Doctor Who & Its Growing Popularity In The United States
Doctor Who outsold both Modern Family and Glee on the US iTunes store during 2011.
Many British things have successfully invaded the United States of America, the Beatles in the 1960s, the Spice Girls in the 1990s, British comedy (let’s face it, it’s always been invading the US successfully) and One Direction just this month. However there has been one invasion that has been going on for decades, and the US doesn’t even seem to be aware that they’re being invaded.
And that is Doctor Who.
When I say that the world’s sole superpower is unaware of this invasion, that’s not entirely true. Certainly they’ve seen Doctor Who try and invade before with movies, TV series and ex-pat Brits trying to trick their American friends into watching it. But each time they’ve largely seen off these limited incursions into the bastion of the free world.
That is until now.
You see, since coming back in 2005, Doctor Who has been making something of a conscious attempt to cement itself a solid and vocal fan-base in the rebel colonies. From casting John Barrowman as Jack Harkness to the last Dalek in existence being stored underground in Utah. From New New York to the Daleks invading Manhattan (maybe the Daleks are the ones invading…). From the Doctor dying at Lake Silencio to the teaser we’ve seen of the Doctor in a western frontier town. They all point to one thing to me.

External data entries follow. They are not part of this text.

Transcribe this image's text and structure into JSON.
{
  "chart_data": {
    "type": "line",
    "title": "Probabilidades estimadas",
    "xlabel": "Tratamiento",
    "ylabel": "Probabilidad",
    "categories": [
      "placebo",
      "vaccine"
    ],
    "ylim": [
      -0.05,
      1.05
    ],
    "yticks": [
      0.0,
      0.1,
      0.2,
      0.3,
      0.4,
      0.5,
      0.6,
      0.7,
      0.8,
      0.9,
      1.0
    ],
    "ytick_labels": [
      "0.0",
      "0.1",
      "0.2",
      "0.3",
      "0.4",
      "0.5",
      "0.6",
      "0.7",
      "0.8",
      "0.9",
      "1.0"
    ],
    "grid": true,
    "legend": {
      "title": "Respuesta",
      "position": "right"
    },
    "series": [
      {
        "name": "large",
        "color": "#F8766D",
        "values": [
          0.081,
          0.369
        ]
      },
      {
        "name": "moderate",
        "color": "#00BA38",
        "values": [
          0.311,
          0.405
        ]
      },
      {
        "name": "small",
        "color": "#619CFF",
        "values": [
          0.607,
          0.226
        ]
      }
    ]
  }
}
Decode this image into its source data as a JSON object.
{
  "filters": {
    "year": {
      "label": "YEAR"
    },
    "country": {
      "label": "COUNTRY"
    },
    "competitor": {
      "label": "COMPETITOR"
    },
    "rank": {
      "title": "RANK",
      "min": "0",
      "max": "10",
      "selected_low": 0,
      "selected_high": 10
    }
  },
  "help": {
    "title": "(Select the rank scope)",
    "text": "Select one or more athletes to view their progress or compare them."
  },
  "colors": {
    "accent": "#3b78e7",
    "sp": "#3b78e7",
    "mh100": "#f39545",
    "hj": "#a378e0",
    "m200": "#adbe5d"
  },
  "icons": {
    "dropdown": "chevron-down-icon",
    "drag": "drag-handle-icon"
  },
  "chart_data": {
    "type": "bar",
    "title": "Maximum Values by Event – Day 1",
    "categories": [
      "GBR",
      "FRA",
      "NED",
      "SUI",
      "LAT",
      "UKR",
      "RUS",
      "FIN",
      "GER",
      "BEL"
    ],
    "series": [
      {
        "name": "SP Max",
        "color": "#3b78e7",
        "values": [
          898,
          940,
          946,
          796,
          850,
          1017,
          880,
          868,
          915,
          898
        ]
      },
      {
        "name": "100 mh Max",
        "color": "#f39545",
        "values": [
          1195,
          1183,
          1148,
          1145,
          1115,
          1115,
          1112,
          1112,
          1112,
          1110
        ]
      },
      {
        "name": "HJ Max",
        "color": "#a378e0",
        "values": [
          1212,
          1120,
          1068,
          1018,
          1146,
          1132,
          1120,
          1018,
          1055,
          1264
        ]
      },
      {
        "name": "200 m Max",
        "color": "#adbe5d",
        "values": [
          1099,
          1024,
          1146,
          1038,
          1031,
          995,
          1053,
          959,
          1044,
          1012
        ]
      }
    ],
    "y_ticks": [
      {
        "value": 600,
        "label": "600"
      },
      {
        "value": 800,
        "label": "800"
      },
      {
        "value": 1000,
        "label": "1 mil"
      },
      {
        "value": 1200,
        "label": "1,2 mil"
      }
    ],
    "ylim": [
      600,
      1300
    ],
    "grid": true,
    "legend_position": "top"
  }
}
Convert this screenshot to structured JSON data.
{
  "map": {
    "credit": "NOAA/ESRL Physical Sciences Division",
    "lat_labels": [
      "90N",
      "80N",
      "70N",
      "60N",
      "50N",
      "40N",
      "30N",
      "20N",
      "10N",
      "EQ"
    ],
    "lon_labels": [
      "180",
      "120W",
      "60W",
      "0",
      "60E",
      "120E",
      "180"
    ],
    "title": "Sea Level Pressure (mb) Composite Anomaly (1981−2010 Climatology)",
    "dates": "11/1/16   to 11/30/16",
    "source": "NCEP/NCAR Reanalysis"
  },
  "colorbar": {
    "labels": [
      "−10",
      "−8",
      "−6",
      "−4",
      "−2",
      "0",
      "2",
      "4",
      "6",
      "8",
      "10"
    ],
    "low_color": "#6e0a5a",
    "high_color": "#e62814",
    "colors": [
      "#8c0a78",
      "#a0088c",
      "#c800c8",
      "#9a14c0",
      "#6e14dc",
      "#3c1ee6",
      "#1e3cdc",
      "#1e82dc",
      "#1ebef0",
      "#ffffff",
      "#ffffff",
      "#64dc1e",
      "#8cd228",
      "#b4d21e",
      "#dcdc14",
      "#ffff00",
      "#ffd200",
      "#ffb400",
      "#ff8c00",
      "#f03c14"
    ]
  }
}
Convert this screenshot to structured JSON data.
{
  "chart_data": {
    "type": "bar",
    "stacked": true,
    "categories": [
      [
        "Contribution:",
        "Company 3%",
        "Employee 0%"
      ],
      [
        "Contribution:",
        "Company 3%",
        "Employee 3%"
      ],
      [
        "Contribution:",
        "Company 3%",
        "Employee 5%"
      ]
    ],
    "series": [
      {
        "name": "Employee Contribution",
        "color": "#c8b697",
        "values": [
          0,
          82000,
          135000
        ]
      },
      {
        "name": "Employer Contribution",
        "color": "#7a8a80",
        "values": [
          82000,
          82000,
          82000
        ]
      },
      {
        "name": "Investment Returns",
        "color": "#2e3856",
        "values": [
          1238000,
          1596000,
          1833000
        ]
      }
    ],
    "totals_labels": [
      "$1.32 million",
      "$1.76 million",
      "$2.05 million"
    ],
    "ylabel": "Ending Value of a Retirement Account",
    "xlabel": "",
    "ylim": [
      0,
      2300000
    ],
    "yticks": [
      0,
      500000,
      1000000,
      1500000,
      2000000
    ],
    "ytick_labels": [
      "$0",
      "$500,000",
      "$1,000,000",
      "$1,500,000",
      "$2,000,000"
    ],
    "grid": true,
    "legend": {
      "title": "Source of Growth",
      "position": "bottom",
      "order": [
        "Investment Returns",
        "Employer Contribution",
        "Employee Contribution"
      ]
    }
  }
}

It’s Doctor Who saying to their US audience “We’re not just a British show”.
It’s clearly paying dividends. The Doctor Who cast received a hero’s welcome when they were last in New York, and Karen Gillan in particular ensured they got further headlines through her drunken, naked hotel antics. Actually, it’s somewhat ironic that as I write this Karen Gillan has just been filming her final scenes as Amy Pond in New York.
Importantly, Doctor Who outsold both Modern Family and Glee on the US iTunes store during 2011. This is despite BBC America showing the episodes less than 24 hours after they screened in Old Blighty. That is something of an accomplishment given the runaway popularity of both those other shows with US TV viewers.
And given that the BBC can’t make money off advertising revenue in the UK, this push to convert the sizable science fiction audience of the US into Doctor Who fans who are willing to pay money for episodes, is pure business genius.
If anything, success in the US market should secure the long term future of the show. After all, the BBC is hardly going to turn its back on producing a franchise that is earning it significant overseas revenues. And for Doctor Who fans in the UK, US and everywhere else, this is great news for us all.